Hilary Miller, a University of Wisconsin, Madison graduate student studying child development, explains that it’s not how many words a kid knows, it’s how they choose them.
That is, how the words describe the child’s grasp of the layout of their physical word tells the most about their spatial skills. For example, using words to show that they understand where they are relative to a friend, explaining how to rotate puzzle pieces to fit them together, or conjuring a mental map of the park, can improve spatial skills.
“We know that better spatial abilities lead to better math skills in early childhood, and they are strong predictors of future interest in careers in science and technology and engineering,” says Miller. “So we’re targeting ways to enhance spatial skills at an early age.”
Working with University of Wisconsin, Madison psychology Professor Vanessa Simmering and educational psychology Professor Haley Vlach, Miller is studying the way four year-olds use words to describe spatial relationships.
“At that age, they may have learned words like ‘above’ and ‘below’ that adults use often to describe a location,” Miller says. “But simply knowing the words doesn’t necessarily help.

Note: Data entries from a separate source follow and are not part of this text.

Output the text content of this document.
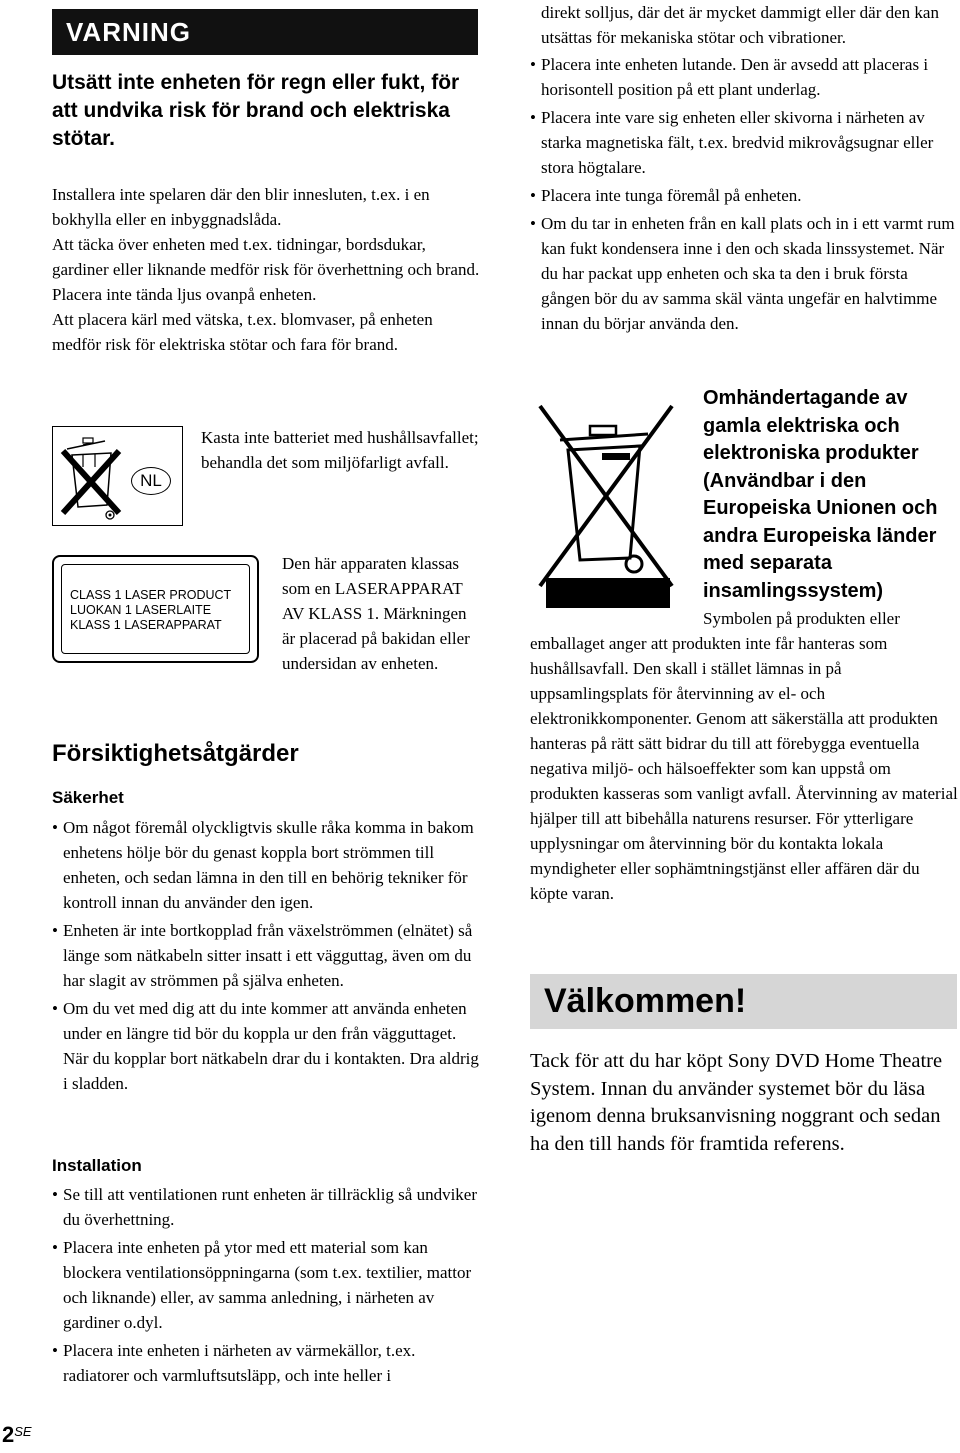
VARNING
Utsätt inte enheten för regn eller fukt, för att undvika risk för brand och elektriska stötar.

Installera inte spelaren där den blir innesluten, t.ex. i en bokhylla eller en inbyggnadslåda.

Att täcka över enheten med t.ex. tidningar, bordsdukar, gardiner eller liknande medför risk för överhettning och brand. Placera inte tända ljus ovanpå enheten.

Att placera kärl med vätska, t.ex. blomvaser, på enheten medför risk för elektriska stötar och fara för brand.

NL
Kasta inte batteriet med hushållsavfallet; behandla det som miljöfarligt avfall.
CLASS 1 LASER PRODUCT
LUOKAN 1 LASERLAITE
KLASS 1 LASERAPPARAT
Den här apparaten klassas som en LASERAPPARAT AV KLASS 1. Märkningen är placerad på bakidan eller undersidan av enheten.
Försiktighetsåtgärder
Säkerhet
• Om något föremål olyckligtvis skulle råka komma in bakom enhetens hölje bör du genast koppla bort strömmen till enheten, och sedan lämna in den till en behörig tekniker för kontroll innan du använder den igen.
• Enheten är inte bortkopplad från växelströmmen (elnätet) så länge som nätkabeln sitter insatt i ett vägguttag, även om du har slagit av strömmen på själva enheten.
• Om du vet med dig att du inte kommer att använda enheten under en längre tid bör du koppla ur den från vägguttaget. När du kopplar bort nätkabeln drar du i kontakten. Dra aldrig i sladden.
Installation
• Se till att ventilationen runt enheten är tillräcklig så undviker du överhettning.
• Placera inte enheten på ytor med ett material som kan blockera ventilationsöppningarna (som t.ex. textilier, mattor och liknande) eller, av samma anledning, i närheten av gardiner o.dyl.
• Placera inte enheten i närheten av värmekällor, t.ex. radiatorer och varmluftsutsläpp, och inte heller i
$2^{SE}$
direkt solljus, där det är mycket dammigt eller där den kan utsättas för mekaniska stötar och vibrationer.
• Placera inte enheten lutande. Den är avsedd att placeras i horisontell position på ett plant underlag.
• Placera inte vare sig enheten eller skivorna i närheten av starka magnetiska fält, t.ex. bredvid mikrovågsugnar eller stora högtalare.
• Placera inte tunga föremål på enheten.
• Om du tar in enheten från en kall plats och in i ett varmt rum kan fukt kondensera inne i den och skada linssystemet. När du har packat upp enheten och ska ta den i bruk första gången bör du av samma skäl vänta ungefär en halvtimme innan du börjar använda den.
Omhändertagande av gamla elektriska och elektroniska produkter (Användbar i den Europeiska Unionen och andra Europeiska länder med separata insamlingssystem)
Symbolen på produkten eller
emballaget anger att produkten inte får hanteras som hushållsavfall. Den skall i stället lämnas in på uppsamlingsplats för återvinning av el- och elektronikkomponenter. Genom att säkerställa att produkten hanteras på rätt sätt bidrar du till att förebygga eventuella negativa miljö- och hälsoeffekter som kan uppstå om produkten kasseras som vanligt avfall. Återvinning av material hjälper till att bibehålla naturens resurser. För ytterligare upplysningar om återvinning bör du kontakta lokala myndigheter eller sophämtningstjänst eller affären där du köpte varan.
Välkommen!
Tack för att du har köpt Sony DVD Home Theatre System. Innan du använder systemet bör du läsa igenom denna bruksanvisning noggrant och sedan ha den till hands för framtida referens.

They have to know when that kind of information is useful.”
In a study published in the journal Child Development, Miller shows preschool age kids often skip location words and lean on other relevant information to describe important spatial details.
Miller showed each child a series of pictures in which a mouse appeared in different spots — atop objects that shifted from picture to picture in location, size, and color — and asked the kids to describe the mouse’s location.
She scored their answers based on how much relevant information they shared, weighing it against irrelevant cues (mentioning an attribute that all the objects share, for example).
While previous research has often judged children’s spatial skills based at least in part on the number of spatial words they know, Miller found her study subjects to have a range of descriptive abilities not limited by the size of their spatial vocabulary.
“They are describing where the mouse is by saying, ‘He’s on the big table,’ or ‘on the brown box,'” Miller says. “Those size and color words aren’t spatial terms in this context, but in the context of the picture they’re seeing they are really useful.”
The better the kids were at adapting to each image and supplying relevant information, the higher their scores tended to be on the tests of other spatial skills that predict future success in, say, math.
“We think it’s attention to relevant information that is propelling them to perform better, and not their ability to say particular words,” says Miller, whose work is supported by the National Institutes of Health and University of Wisconsin, Madison’s Waisman Center.
“We’re hoping focusing on this early in childhood will help children get to the levels of success later on that seem to promote STEM interests.”
Because children learn about language by listening to the way it is used, adults can find everyday opportunities to help them develop the tools to build their spatial skills.
“When you talk to your children, use different kinds of language,” Miller says. “Be more conscious of how useful your spatial language is.”
The more diverse and relevant the words kids hear, the more they will start to make the same useful connections with language.
“Pointing and saying, ‘There are your shoes,’ is the sort of thing parents are probably doing most often,” Miller says. “But saying something like, ‘Your shoes are on the red rug,’ focuses your child on relevant spatial information. It’s practice for them with a different way to approach a problem.”